I began a correspondence with ISED, the department formerly known as Industry, about the program’s evolution. Ng’s call had been for the “Grow Your Business Online” component of the Canada Digital Adoption Program, the department told me on Aug. 3. This first component of the strategy would employ “up to 11,200 young digital advisors.” A second component, “Boost Your Business Tech,” would hire 16,800 more young people and would be announced “soon.”
There followed, very soon after, a wholly unnecessary federal election. Nobody should expect files like this to go anywhere during a campaign. But in mid-December I checked in with ISED for an update. Who’d been selected to run the program? Were businesses now being launched into the future?
“More than 50” not-for-profits had applied to run Grow Your Business Online, the department told me, “and we are currently finalizing our selection process.” Indeed, the process of selecting an organization to run the second component, Boost Your Business Tech, was also “nearing completion.”
This was exciting, so I waited two more months and then asked, in mid-February, whether the department had an update on the process they had been finalizing two months earlier, or on the one that had been nearing completion. The department replied that “as of currently there has been no update to our previous response.”
This delay must have been frustrating to you, if you are the owner of a small business with no access to Google or a smartphone. Ten months after announcing a historic and game-changing plan to provide critical and crucial help to the many businesses that have not yet progressed beyond 8-track tape, the government hadn’t decided who’s going to run the thing.
I can’t overstate how common this sort of thing is. Whether it’s government support for artificial intelligence to its plan to drive industrial innovation by buying the shiniest new widgets for use by the government itself, we’re getting used to a world where the last good day for a government program is the day it’s announced.
Anyway, now we have an announcement! The details remain sketchy. ISED has laid on a technical briefing for journalists for Friday, at which officials will answer detail questions. I couldn’t help noticing that Friday is after Thursday, which was the day journalists had a chance to ask the PM about the program.
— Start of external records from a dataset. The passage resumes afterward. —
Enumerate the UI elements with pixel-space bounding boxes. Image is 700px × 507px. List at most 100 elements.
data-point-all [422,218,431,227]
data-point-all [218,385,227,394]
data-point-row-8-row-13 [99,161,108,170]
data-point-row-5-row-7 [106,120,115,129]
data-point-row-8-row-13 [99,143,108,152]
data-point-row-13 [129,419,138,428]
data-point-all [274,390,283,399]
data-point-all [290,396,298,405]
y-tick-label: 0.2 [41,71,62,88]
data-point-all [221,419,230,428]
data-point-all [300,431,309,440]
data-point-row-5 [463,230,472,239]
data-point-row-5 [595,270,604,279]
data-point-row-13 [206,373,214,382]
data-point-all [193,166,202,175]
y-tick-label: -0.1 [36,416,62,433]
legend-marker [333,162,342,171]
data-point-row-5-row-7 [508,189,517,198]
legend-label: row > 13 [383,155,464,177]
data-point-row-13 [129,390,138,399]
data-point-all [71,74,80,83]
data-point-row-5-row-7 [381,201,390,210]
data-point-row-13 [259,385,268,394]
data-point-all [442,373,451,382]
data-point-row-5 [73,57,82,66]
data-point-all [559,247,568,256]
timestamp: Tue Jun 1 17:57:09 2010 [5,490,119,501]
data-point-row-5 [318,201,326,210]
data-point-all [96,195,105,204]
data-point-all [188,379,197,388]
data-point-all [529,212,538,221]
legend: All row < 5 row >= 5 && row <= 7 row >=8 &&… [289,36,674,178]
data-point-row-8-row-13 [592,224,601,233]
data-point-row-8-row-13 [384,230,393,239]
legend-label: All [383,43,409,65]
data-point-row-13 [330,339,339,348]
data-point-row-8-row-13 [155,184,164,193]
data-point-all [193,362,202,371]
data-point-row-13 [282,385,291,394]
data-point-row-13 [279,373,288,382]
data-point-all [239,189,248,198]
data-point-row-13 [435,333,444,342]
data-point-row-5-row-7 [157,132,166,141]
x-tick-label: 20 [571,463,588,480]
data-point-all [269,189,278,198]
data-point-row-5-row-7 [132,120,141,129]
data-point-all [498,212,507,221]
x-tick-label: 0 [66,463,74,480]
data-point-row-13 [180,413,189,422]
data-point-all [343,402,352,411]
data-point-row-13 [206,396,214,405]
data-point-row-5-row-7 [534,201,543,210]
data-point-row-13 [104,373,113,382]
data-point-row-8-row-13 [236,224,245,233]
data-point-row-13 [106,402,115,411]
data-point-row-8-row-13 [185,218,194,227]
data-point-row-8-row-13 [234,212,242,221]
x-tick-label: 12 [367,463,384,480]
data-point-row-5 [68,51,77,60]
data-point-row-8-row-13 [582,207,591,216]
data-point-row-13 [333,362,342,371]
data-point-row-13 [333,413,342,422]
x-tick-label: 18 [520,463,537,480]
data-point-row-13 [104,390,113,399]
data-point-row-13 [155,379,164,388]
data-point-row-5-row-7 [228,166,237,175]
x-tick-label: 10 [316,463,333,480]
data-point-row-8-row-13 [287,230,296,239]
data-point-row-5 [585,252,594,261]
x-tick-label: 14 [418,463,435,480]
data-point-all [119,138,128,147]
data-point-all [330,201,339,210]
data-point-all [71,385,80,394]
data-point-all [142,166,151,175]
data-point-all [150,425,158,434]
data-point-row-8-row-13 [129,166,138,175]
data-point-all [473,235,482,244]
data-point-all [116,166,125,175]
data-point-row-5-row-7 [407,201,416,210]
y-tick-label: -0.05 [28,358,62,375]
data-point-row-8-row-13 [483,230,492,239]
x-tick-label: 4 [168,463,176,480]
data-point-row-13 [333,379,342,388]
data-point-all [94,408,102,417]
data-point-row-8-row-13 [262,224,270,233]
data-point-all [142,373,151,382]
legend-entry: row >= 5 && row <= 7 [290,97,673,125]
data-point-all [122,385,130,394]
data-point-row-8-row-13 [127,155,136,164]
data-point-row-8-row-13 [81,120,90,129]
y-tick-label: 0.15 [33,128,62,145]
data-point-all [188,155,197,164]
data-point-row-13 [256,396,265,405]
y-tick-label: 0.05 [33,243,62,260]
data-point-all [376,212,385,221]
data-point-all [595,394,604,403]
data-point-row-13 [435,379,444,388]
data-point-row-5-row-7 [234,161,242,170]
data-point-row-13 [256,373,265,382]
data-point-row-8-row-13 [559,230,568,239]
Back when the Harper Conservatives were in power, and the government started explaining programs after ministers had already taken questions about them, we naively assumed this backward arrangement was a reflection of Stephen Harper’s unique disdain for questions and the people who ask them. Turns out it wasn’t unique! Turns out it’s pretty generic.
Anyway. A few answers are coming to light. Who’ll run the Grow Your Business Online component? This page suggests it’ll be various organizations, depending on location. Coverage seems spotty: If you live in Atlantic Canada, you’re to apply to the New Brunswick Association of Community Business Development Corporations.
Do the 13 service providers each have an average of 861 young digital concierges ready to head out and show businesses how to turn on their laptops? Uh, maybe? This page sure makes it sound like the young web gurus are not yet actually standing by. “E-commerce advisors will have the opportunity to work with local small businesses,” it says. “Advisors will receive training from their service provider.” Soon, perhaps.
I’m actually trying to imagine a company that, in 2022, isn’t online yet; wants to get online; and figures the quick way to do that is to apply to a government program that began accepting applications 11 months after it was announced. It’s an open question whether such companies, if they exist, should be encouraged to keep acting that way. And I keep coming back to how, on the day of the big budget, this was the first thing the government wanted to brag about.